Genova. Un’onda che porta cambiamento

Nel seminario organizzato dall’Ospedale evangelico insieme a Riforma, si è parlato di contrasto della violenza di genere

 

Un’intensa mattinata, quella organizzata mercoledì 20 marzo nella sala multimediale dell’Ospedale evangelico internazionale di Genova per iniziativa della sua presidente, Barbara Oliveri Caviglia, con il supporto e la partecipazione di Riforma – L’Eco delle valli valdesi: il direttore Alberto Corsani, in qualità di moderatore, e, come relatrici, Marta D’Auria (in collegamento da Napoli) e Sara E. Tourn.

 

L’incontro era pensato come momento di formazione accreditato per il personale dell’ospedale e per i giornalisti, ma frequentato anche da altri (membri di chiesa e interessati, in presenza e online) ed è stato interessante osservare come questi due ambiti, la cura medica e la comunicazione, si siano strettamente intrecciati. Si è infatti parlato molto di mass media, non solo negli interventi di taglio più giornalistico (è intervenuta da remoto Piera Egidi Bouchard, anche nell’ottica di attivista dell’Ywca, ricordandone la battaglia contro la prostituzione) ma pure in quelli di Francesco Cozzi, difensore civico della Regione Liguria (già Procuratore Capo di Genova), Maria Teresa Polverino, presidente della sezione regionale di Controllo della Corte dei Conti per la Liguria, Emanuela Abbatecola, docente di Sociologia del lavoro (Università di Genova). E anche nelle relazioni finali delle dottoresse Arianna Cosmelli (psicologa e psicoterapeuta dello sportello Finestra Rosa dell’Oei) e Manuela Caccioni (pedagogista, responsabile del Centro antiviolenza Mascherona con cui l’Oei collabora stabilmente), purtroppo un po’ penalizzate dai tempi, sono ritornate immagini e parole citate da chi le aveva precedute.

 

Titoli di giornali, spot pubblicitari, frasi e stereotipi ricorrenti, fotografie, un bagaglio che fa parte delle nostre vite quotidiane e di cui sono state evidenziate le storture, ma talmente interiorizzato che fatichiamo ad accorgercene e quindi ad agire per cambiare. Lo stesso si può dire, è stato notato, del linguaggio usato talvolta in ambito giudiziario, con domande imbarazzanti e totalmente fuori luogo, che a nessuno verrebbe in mente di porre a una vittima di un altro reato (“perché portava quell’orologio in vista, non ha pensato che avrebbe attirato un ladro?”).

 

Quindi «la parola, primo atto di cura», il titolo del seminario, si può intendere anche come immagine, raffigurazione visiva, che veicola molti messaggi sbagliati. La parola stessa deve quindi essere “curata”, nel senso di “accurata” ma anche di “guarita”, come hanno dimostrato tanti cattivi esempi.

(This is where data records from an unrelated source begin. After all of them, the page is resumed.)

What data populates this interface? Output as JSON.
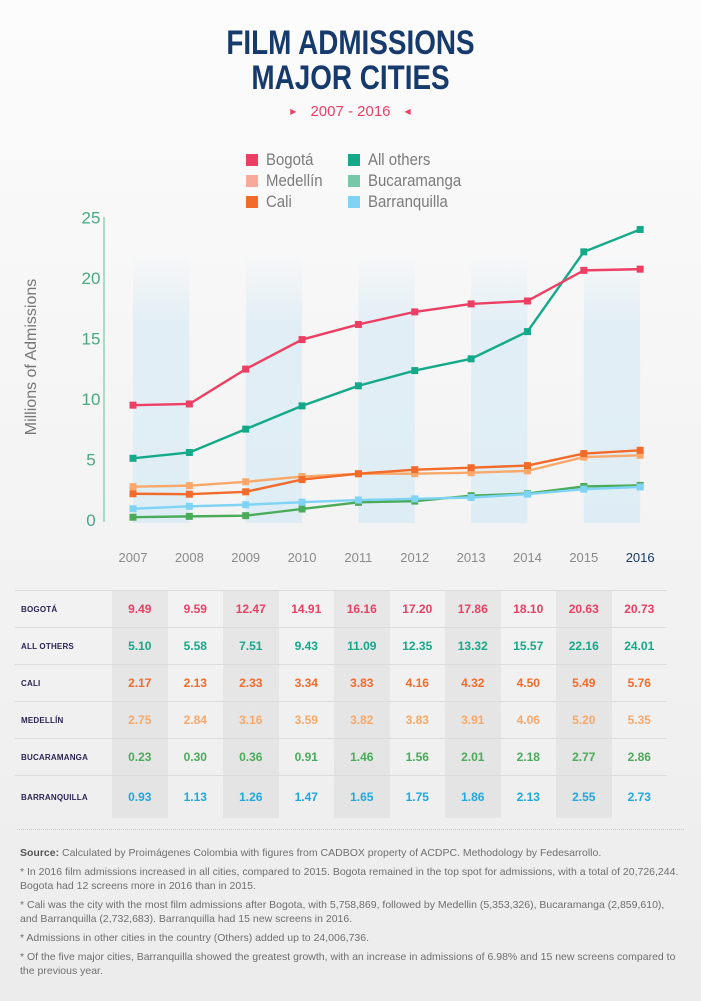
{
  "title_line1": "FILM ADMISSIONS",
  "title_line2": "MAJOR CITIES",
  "subtitle": "2007 - 2016",
  "legend": [
    {
      "label": "Bogotá",
      "color": "#ec3f63"
    },
    {
      "label": "All others",
      "color": "#14a989"
    },
    {
      "label": "Medellín",
      "color": "#f7a99a"
    },
    {
      "label": "Bucaramanga",
      "color": "#76c8a8"
    },
    {
      "label": "Cali",
      "color": "#f36b2a"
    },
    {
      "label": "Barranquilla",
      "color": "#7fd3f5"
    }
  ],
  "chart_data": {
    "type": "line",
    "title": "Film Admissions Major Cities",
    "subtitle": "2007 - 2016",
    "xlabel": "",
    "ylabel": "Millions of Admissions",
    "x": [
      "2007",
      "2008",
      "2009",
      "2010",
      "2011",
      "2012",
      "2013",
      "2014",
      "2015",
      "2016"
    ],
    "ylim": [
      0,
      25
    ],
    "yticks": [
      0,
      5,
      10,
      15,
      20,
      25
    ],
    "highlight_x": "2016",
    "grid": false,
    "legend_position": "top-center",
    "series": [
      {
        "name": "Bogotá",
        "color": "#ec3f63",
        "values": [
          9.49,
          9.59,
          12.47,
          14.91,
          16.16,
          17.2,
          17.86,
          18.1,
          20.63,
          20.73
        ]
      },
      {
        "name": "All others",
        "color": "#14a989",
        "values": [
          5.1,
          5.58,
          7.51,
          9.43,
          11.09,
          12.35,
          13.32,
          15.57,
          22.16,
          24.01
        ]
      },
      {
        "name": "Medellín",
        "color": "#f9a86a",
        "values": [
          2.75,
          2.84,
          3.16,
          3.59,
          3.82,
          3.83,
          3.91,
          4.06,
          5.2,
          5.35
        ]
      },
      {
        "name": "Bucaramanga",
        "color": "#4aab5a",
        "values": [
          0.23,
          0.3,
          0.36,
          0.91,
          1.46,
          1.56,
          2.01,
          2.18,
          2.77,
          2.86
        ]
      },
      {
        "name": "Cali",
        "color": "#f36b2a",
        "values": [
          2.17,
          2.13,
          2.33,
          3.34,
          3.83,
          4.16,
          4.32,
          4.5,
          5.49,
          5.76
        ]
      },
      {
        "name": "Barranquilla",
        "color": "#7fd3f5",
        "values": [
          0.93,
          1.13,
          1.26,
          1.47,
          1.65,
          1.75,
          1.86,
          2.13,
          2.55,
          2.73
        ]
      }
    ]
  },
  "table": {
    "rows": [
      {
        "label": "BOGOTÁ",
        "color": "#ec3f63",
        "values": [
          "9.49",
          "9.59",
          "12.47",
          "14.91",
          "16.16",
          "17.20",
          "17.86",
          "18.10",
          "20.63",
          "20.73"
        ]
      },
      {
        "label": "ALL OTHERS",
        "color": "#14a989",
        "values": [
          "5.10",
          "5.58",
          "7.51",
          "9.43",
          "11.09",
          "12.35",
          "13.32",
          "15.57",
          "22.16",
          "24.01"
        ]
      },
      {
        "label": "CALI",
        "color": "#f36b2a",
        "values": [
          "2.17",
          "2.13",
          "2.33",
          "3.34",
          "3.83",
          "4.16",
          "4.32",
          "4.50",
          "5.49",
          "5.76"
        ]
      },
      {
        "label": "MEDELLÍN",
        "color": "#f7a869",
        "values": [
          "2.75",
          "2.84",
          "3.16",
          "3.59",
          "3.82",
          "3.83",
          "3.91",
          "4.06",
          "5.20",
          "5.35"
        ]
      },
      {
        "label": "BUCARAMANGA",
        "color": "#4aab5a",
        "values": [
          "0.23",
          "0.30",
          "0.36",
          "0.91",
          "1.46",
          "1.56",
          "2.01",
          "2.18",
          "2.77",
          "2.86"
        ]
      },
      {
        "label": "BARRANQUILLA",
        "color": "#1fa8e0",
        "values": [
          "0.93",
          "1.13",
          "1.26",
          "1.47",
          "1.65",
          "1.75",
          "1.86",
          "2.13",
          "2.55",
          "2.73"
        ]
      }
    ]
  },
  "notes": {
    "source_label": "Source:",
    "source_text": " Calculated by Proimágenes Colombia with figures from CADBOX property of ACDPC. Methodology by Fedesarrollo.",
    "items": [
      "* In 2016 film admissions increased in all cities, compared to 2015.  Bogota remained in the top spot for admissions, with a total of 20,726,244. Bogota had 12 screens more in 2016 than in 2015.",
      "* Cali was the city with the most film admissions after Bogota, with 5,758,869, followed by Medellin (5,353,326), Bucaramanga (2,859,610), and Barranquilla (2,732,683). Barranquilla had 15 new screens in 2016.",
      "* Admissions in other cities in the country (Others) added up to 24,006,736.",
      "* Of the five major cities, Barranquilla showed the greatest growth, with an increase in admissions of 6.98% and 15 new screens compared to the previous year."
    ]
  }
}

Il tema della parola ne ha veicolati altri due complementari, ascolto e azione, e qui sono entrate in gioco le esperienze della rete che collega l’Ospedale, gli enti e le associazioni del territorio, le chiese protestanti. Un intreccio di cui il convegno è stato dimostrazione, con apprezzamento di alcuni relatori che hanno così conosciuto il collegamento tra opera sociale (l’ospedale) e chiesa.

 

Sono stati ricordati i progetti finanziati con l’otto per mille, le attività di sensibilizzazione, dalle panchine rosse nei luoghi pubblici al quaderno per i 16 giorni contro la violenza pubblicato ogni anno dalla Fdei e da Riforma.

Una parola chiave, citata dai relatori e dal moderatore del convegno, è stata empatia, tutt’altro che scontata sia nella professione medica sia (forse ancora meno) in quella giornalistica, che è invece il presupposto per un intervento rispettoso e proficuo. Una parola che deve essere comprensiva e onnicomprensiva, hanno sottolineato nei saluti introduttivi la moderatora della Tavola valdese Alessandra Trotta e la presidente Fdei Mirella Manocchio, che non deve rinchiudersi in un ambito specialistico, delegando l’ascolto a chi lo fa per mestiere. Ciascuno di noi è chiamato a mettersi in ascolto e, come ha invitato a fare il dott. Cozzi, a «fare parte di questa onda che cerca di portare un cambiamento e ribaltare la “cultura” purtroppo ancora ben radicata» del possesso, dell’estetizzazione della violenza, dell’oggettivazione del corpo femminile.